John King, NYS Education Commissioner, said, “I think the most stressful thing about the state of schools in Rochester is the outcomes for students. When you have a city where the rate of college and career readiness is in the single digits, my sense is that the adults throughout the community should have a greater sense of urgency about the outcomes for kids and the fact that a quarter of the teachers weren't in the classroom is incredibly disappointing.”
King says education has been in a rut, teaching students how to pass exams, but not necessarily skills that will help them to succeed in college and the work world. Common Core he says is the answer to that.

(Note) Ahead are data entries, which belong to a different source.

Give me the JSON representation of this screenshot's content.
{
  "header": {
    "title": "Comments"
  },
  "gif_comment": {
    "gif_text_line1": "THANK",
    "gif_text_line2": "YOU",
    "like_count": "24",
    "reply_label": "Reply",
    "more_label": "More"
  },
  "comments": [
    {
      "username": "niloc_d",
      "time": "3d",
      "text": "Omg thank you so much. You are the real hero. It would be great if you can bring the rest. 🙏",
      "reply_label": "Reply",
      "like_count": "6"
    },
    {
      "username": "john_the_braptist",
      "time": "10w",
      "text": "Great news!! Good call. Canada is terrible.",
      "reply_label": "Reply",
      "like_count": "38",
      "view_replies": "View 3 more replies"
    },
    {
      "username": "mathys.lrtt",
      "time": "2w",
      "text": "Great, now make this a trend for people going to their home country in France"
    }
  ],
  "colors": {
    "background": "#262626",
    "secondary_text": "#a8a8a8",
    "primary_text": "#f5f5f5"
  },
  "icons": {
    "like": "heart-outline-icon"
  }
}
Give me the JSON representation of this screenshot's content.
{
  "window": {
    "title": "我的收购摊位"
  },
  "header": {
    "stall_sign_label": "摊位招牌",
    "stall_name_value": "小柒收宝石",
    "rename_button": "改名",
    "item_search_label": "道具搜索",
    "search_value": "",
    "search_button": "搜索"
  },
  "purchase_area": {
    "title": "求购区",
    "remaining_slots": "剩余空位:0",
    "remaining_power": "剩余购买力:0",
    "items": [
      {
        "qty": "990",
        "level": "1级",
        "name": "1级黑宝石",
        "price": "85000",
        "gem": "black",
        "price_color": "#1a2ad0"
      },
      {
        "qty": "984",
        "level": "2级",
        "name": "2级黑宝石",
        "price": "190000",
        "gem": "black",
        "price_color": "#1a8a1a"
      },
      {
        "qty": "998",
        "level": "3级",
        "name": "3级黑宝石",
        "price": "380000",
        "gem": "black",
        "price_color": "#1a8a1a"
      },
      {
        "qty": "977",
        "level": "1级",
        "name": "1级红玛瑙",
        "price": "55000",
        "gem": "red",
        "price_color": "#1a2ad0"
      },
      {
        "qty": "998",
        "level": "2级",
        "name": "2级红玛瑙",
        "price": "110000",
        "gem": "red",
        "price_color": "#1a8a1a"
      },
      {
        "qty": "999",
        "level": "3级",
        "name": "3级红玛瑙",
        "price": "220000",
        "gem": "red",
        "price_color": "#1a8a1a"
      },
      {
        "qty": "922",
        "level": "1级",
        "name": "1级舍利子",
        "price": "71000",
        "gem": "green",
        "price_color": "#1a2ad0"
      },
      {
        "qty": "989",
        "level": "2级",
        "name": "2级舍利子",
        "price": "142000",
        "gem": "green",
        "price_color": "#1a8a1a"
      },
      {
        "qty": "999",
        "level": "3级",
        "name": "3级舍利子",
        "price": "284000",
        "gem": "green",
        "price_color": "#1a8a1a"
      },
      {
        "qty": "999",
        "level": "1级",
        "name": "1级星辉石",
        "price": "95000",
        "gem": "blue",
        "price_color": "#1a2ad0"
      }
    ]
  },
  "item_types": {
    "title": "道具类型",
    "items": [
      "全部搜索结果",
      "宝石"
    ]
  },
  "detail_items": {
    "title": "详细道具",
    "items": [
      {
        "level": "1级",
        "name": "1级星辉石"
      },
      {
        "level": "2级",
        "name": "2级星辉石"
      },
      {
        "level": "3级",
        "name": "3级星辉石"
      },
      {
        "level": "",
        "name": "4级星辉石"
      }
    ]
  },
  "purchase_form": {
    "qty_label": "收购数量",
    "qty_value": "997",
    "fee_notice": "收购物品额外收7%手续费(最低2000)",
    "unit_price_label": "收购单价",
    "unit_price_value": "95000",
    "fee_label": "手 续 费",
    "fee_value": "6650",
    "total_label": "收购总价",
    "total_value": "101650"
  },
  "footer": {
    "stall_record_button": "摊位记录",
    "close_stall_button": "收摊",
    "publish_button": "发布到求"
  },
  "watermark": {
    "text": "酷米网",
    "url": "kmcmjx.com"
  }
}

King said, “I know there are people who say we need to go slower, but for the sake of students who get one shot at 4th grade or 7th grade, we've got to move faster to provide them with the kind of educational experiences that they need.”
News10NBC asked King about parents' concerns that the assessment tests have put a lot of pressure on children. Some parents have gone as far as to pull their children out of school on test day.
King said, “Again as a community of adults, we've got to make the right decisions for kids. We have to create an environment where we say the assessments are not something to be stressed about. They're an opportunity for teachers, parents and kids themselves to see where they are in the trajectory to college and career success.”
The Common Core standards promote critical thinking. However, some teachers and principals across the state say the testing is the problem with this new program. They say the testing is confusing and does not align with the Common Core values.